Hassi Zahana (formerly known as Tassin during The French Empire) is a small town and commune in Sidi Bel Abbès Province in northwestern Algeria.

Located in the countryside, the town is heavily surrounded by farms and large fields consisting mostly of wheat and olive trees.

The town was originally named after Mr.Tassin who stopped at the stagecoach relay of Hassi-Zehana in 1883.

History 
In 1883, a French official, Mr. Tassin, director of civil affairs for Admiral de Gueydon traveling from Tlemcen to Sidi-Bel-Abbès, stopped at the stagecoach relay at Hassi-Zehana "Auberge du Roulage". This then included only a well dug by engineering, at the time of the conquest of 1830, a Moorish cafe (modest hut of brushwood) and "L'Auberge du roulage", the only European construction of the place.

Colonization center 
Having noticed the magnificent plain surrounding the site, the official informed the Governor of Algeria of his discovery. The following year, he took the decision to install a colonization center there which soon took the name of Tassin.

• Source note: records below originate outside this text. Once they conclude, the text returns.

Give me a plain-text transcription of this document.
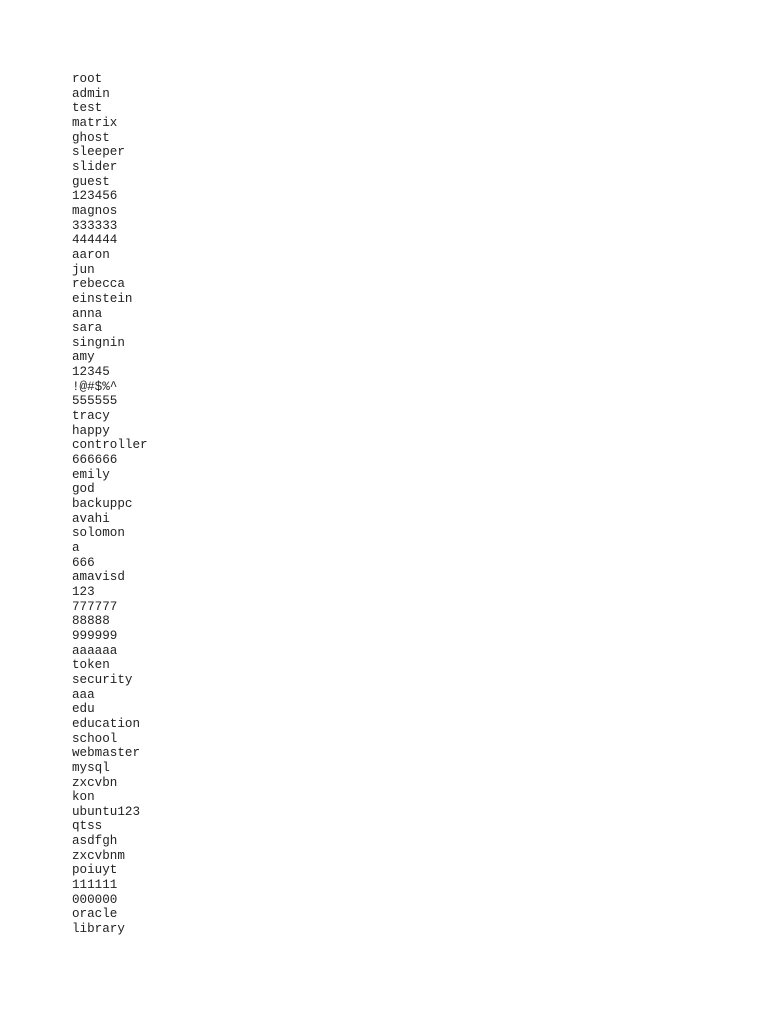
root
admin
test
matrix
ghost
sleeper
slider
guest
123456
magnos
333333
444444
aaron
jun
rebecca
einstein
anna
sara
singnin
amy
12345
!@#$%^
555555
tracy
happy
controller
666666
emily
god
backuppc
avahi
solomon
a
666
amavisd
123
777777
88888
999999
aaaaaa
token
security
aaa
edu
education
school
webmaster
mysql
zxcvbn
kon
ubuntu123
qtss
asdfgh
zxcvbnm
poiuyt
111111
000000
oracle
library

The land was bought from the native owners and divided into 110 lots, of which 4 were granted to French people in Algeria and 65 to French people from mainland France from the Garonne, Massif Central and Rhône regions, including 9 Hermillon families.

Creation of the village

In Hermillon, a small mountain village, life was very rough at that time. Winter is endless, the harvest uncertain, life was difficult. In 1888, Mr. Serain the teacher, often listened to the complaints of these fellow citizens, when the inhabitants met at school in the evening after supper. The women talked about their household chores, the men asked the teacher for advice. They complained about their fate, lamented the climate, cursing the snow that covered the whole country, preventing them from picking up the grass essential for their dairy cows. "Why don't you go to Algeria?" one day the teacher told them. The idea took shape and one day in April 1889, Monsieur Serain and a resident of Hermillon set off in recognition of the other side of the Mediterranean. The concession requests having been accepted, 9 families from the village, 65 people (26 adults and 39 children) were designated for the settlement of Tassin. Leaving provisionally women and children, the men left on December 2, 1889. The teacher and his family joined them a few days later.

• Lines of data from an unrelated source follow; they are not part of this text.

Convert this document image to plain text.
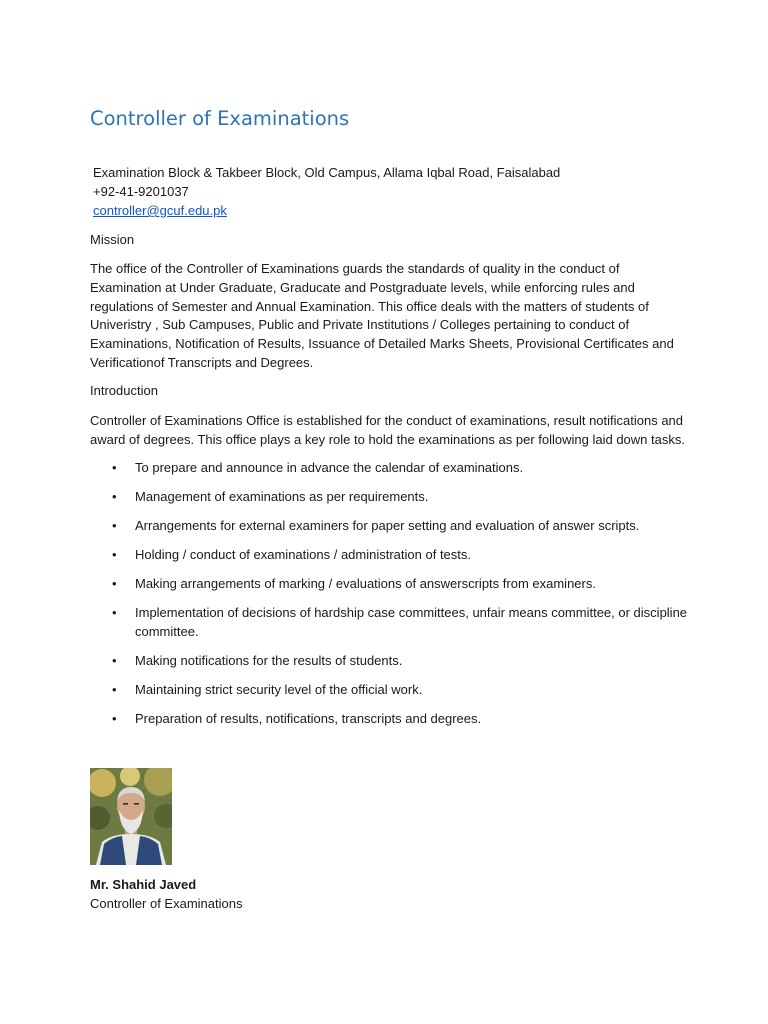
Controller of Examinations
Examination Block & Takbeer Block, Old Campus, Allama Iqbal Road, Faisalabad
+92-41-9201037
controller@gcuf.edu.pk
Mission

The office of the Controller of Examinations guards the standards of quality in the conduct of Examination at Under Graduate, Graducate and Postgraduate levels, while enforcing rules and regulations of Semester and Annual Examination. This office deals with the matters of students of Univeristry , Sub Campuses, Public and Private Institutions / Colleges pertaining to conduct of Examinations, Notification of Results, Issuance of Detailed Marks Sheets, Provisional Certificates and Verificationof Transcripts and Degrees.

Introduction

Controller of Examinations Office is established for the conduct of examinations, result notifications and award of degrees. This office plays a key role to hold the examinations as per following laid down tasks.

• To prepare and announce in advance the calendar of examinations.
• Management of examinations as per requirements.
• Arrangements for external examiners for paper setting and evaluation of answer scripts.
• Holding / conduct of examinations / administration of tests.
• Making arrangements of marking / evaluations of answerscripts from examiners.
• Implementation of decisions of hardship case committees, unfair means committee, or discipline committee.
• Making notifications for the results of students.
• Maintaining strict security level of the official work.
• Preparation of results, notifications, transcripts and degrees.
Mr. Shahid Javed
Controller of Examinations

Arriving in a torrential rain, the newcomers had to stay in gourbis and wooden huts. The following January, the Savoyards began to build their dwellings: four large yellow walls with a frame covered with tiles and a chimney in a corner, 8 meters long by 5 meters wide and 3.5 meters high. A unique piece that served as a kitchen, living room and bedroom.

They organized a raising of chickens and dairy goats behind the houses. The surrounding land was made up of holm oaks, jujube trees, carob trees, wild olive trees, dwarf palm trees that had to be cleared. This work was carried out by experienced Spanish charcoal burners. A beautiful red clay-limestone soil appeared and cultivation began.

In 1895 TASSIN had become a fully-fledged commune and in 1900 there were over 200 houses there. In the main street shaded by plane trees, shops opened their doors and administrations began to set up. The 300 original settlers had become a thousand and among them there were 87 people from Hermillon.

Places of interest

Wine Factory (The cooperative cellar) 

Probably one of the well known places in town, the wine factory is an essential piece of town's history.This building is located near the west entrance.

The cooperative cellar was created in 1932. It had the particularity of being equipped with centrifugal pumps which allow handling from 300 to 400 hecto-hours. It was particularly designed to make quality wine, thanks to the variety of grape types brought by them. cooperative, local and fruity which were the specialties of the wine of the region. Its creation had allowed the storage and vinification of grapes belonging to winegrowers who did not have a personal cellar. Its capacity was 49,000 hectoliters. It is Mr. Gagnet, the winemaker and wine merchant, who since the foundation of the Cooperative has been handling the wines. The dedicated and competent Board of Directors is chaired by Mr. Granie.